Потому что последние слова матери, умиравшей у меня на руках, были тоже ко мне:


– Ты… их… не теряй.


Слова эти я разобрал скорее по ее сожженным губам, нежели по голосу.


Сказала, в изнеможеньи, как погубленная птица, повернула голову набок, почти заподлицо уйдя в подушку, и – прозрачная, бесшумная волна вечности накрыла, упокоила ее.


Разве ж я мог не понять, кого «их»? – они и стояли, угнувшись, как двоечники, по бокам кровати, уже как по бокам у гроба.


Как все-таки по-разному думали обо мне мой родной дядька и моя родная матушка! И как одинаково – как дай Бог и мне – не думали в известный миг о себе.

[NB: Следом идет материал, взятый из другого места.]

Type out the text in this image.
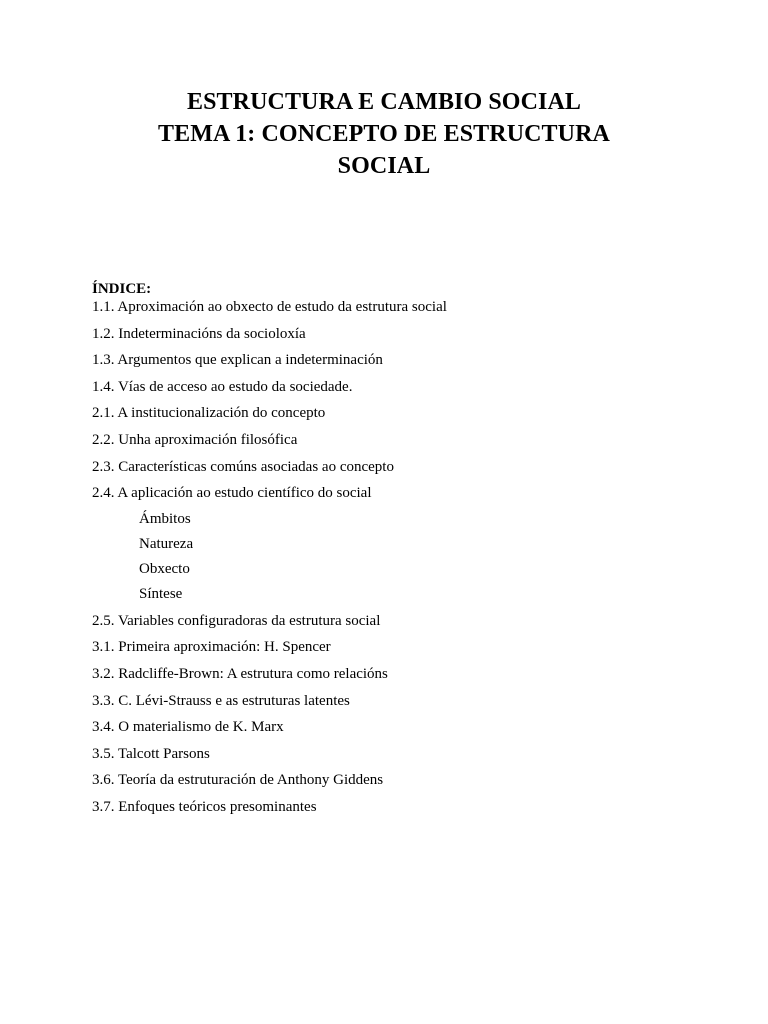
ESTRUCTURA E CAMBIO SOCIAL
TEMA 1: CONCEPTO DE ESTRUCTURA
SOCIAL
ÍNDICE:
1.1. Aproximación ao obxecto de estudo da estrutura social
1.2. Indeterminacións da socioloxía
1.3. Argumentos que explican a indeterminación
1.4. Vías de acceso ao estudo da sociedade.
2.1. A institucionalización do concepto
2.2. Unha aproximación filosófica
2.3. Características comúns asociadas ao concepto
2.4. A aplicación ao estudo científico do social
Ámbitos
Natureza
Obxecto
Síntese
2.5. Variables configuradoras da estrutura social
3.1. Primeira aproximación: H. Spencer
3.2. Radcliffe-Brown: A estrutura como relacións
3.3. C. Lévi-Strauss e as estruturas latentes
3.4. O materialismo de K. Marx
3.5. Talcott Parsons
3.6. Teoría da estruturación de Anthony Giddens
3.7. Enfoques teóricos presominantes
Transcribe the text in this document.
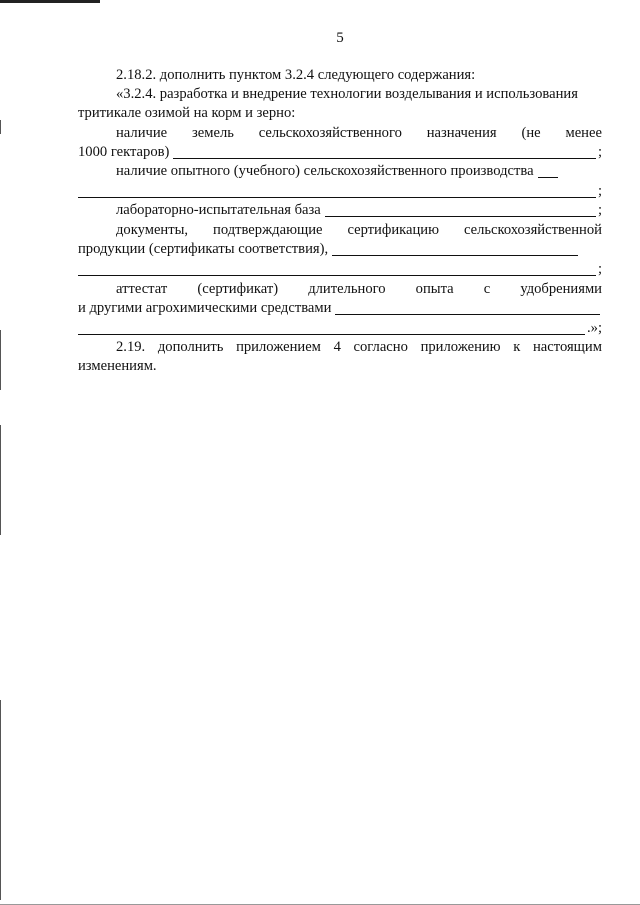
5
2.18.2. дополнить пунктом 3.2.4 следующего содержания:
«3.2.4. разработка и внедрение технологии возделывания и использования
тритикале озимой на корм и зерно:
наличие земель сельскохозяйственного назначения (не менее
1000 гектаров)	;
наличие опытного (учебного) сельскохозяйственного производства
;
лабораторно-испытательная база	;
документы, подтверждающие сертификацию сельскохозяйственной
продукции (сертификаты соответствия),
;
аттестат (сертификат) длительного опыта с удобрениями
и другими агрохимическими средствами
.»;
2.19. дополнить приложением 4 согласно приложению к настоящим
изменениям.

В общем, не только в этом первом «произведении», но и во всех последующих, озирая жизнь, я всякий раз, как в забор, упирался взглядом в свою родню. Не потому, что она такая многочисленная, а потому что не требует воображения. Ну, какое воображение необходимо, чтобы описать, например, того же незабвенного дядьку Сергея: бери его, единым ли куском или сколько там зачерпнешь – да на литературную сковороду. Благо, родня моя безответная: ни памфлетом тебе не ответит, ни так, по-человечески, кулаком не выскажется – все-таки из писарчуков я в ней один и она на всякий случай меня приберегает: кто его знает, какие художественные времена еще вернутся. Один из моих дядьёв, по другой линии, в начале пятидесятых во внутренних войсках служил, отпуск за «пресечение побега» получил. Его родная сестра – моя крёстная мать, и я помню, как этот отпуск отмечался-обмывался в её хате: с песнями до слёз и слезами до песен. Ну, и описал это в одном из последующих своих опусов. И только после того, как дядька Василий мой – он всего-то лет на семь-восемь старше меня, поэтому звал я его, как и все вокруг исключительно «Васькой» – только после того, как Васька, тракторист с громадного трактора «К-700» – аббревиатура, прямо как у «Черной акулы» – орденоносец, дважды посылавшийся от совхоза аж на ВДНХ (вот об этом по-хорошему и надо было бы писать, а я всё черт знает о чем) помер в шестьдесят два года все от того же рака легких, только после этого и выяснилось, что ни в каких ВВ он не служил. И служить в пятидесятых нигде, кроме как на прицепном плуге, не мог. Потому как если мне в пятьдесят первом было четыре года, то ему, стало быть, одиннадцать-двенадцать, а даже двенадцатилетних в армию у нас пока не берут. (А скоро, наверное, будут: двенадцатилетних призывников по вокзалам наскребут-нагребут и прямиком в казармы – защищать частный капитал и капитализм в целом, ибо больше уже призывать некого). А служил во внутренних войсках, в Красноярском крае, на енисейских зонах его старший брат Митька. И произошло все это с Митькой, а не с Васькой. Но Митька был на-амного старше меня, я его не то, что не любил, а просто побаивался, угрюмого, со сросшимися бровями – Ваську же, легкого, сильного, чумового, любил беззаветно, вот и спутал и приписал ему чужую встречу в хатке у крёстной году в пятьдесят втором – пятьдесят третьем, на которой сам сидел счастливым довесочком в материных коленках.


– Не про него ты написал, обиделся Васька, – сказала мне уже после Васькиных похорон крёстная моя Нюся.


Крёстная – единственная из родни, которая все мое читает, даже сейчас, когда ей восемьдесят пять и когда выцветшие-выспевшие, как у старой бирючки глаза ее, – даже в телевизоре никого уже, кроме Президента, которого она почему-то, несмотря на относительно юный его возраст, как и всех предыдущих, именует исключительно «Брежневым»,  – уже не видят.


– Брежнева показывают? – спрашивает из своей комнатки правнучку.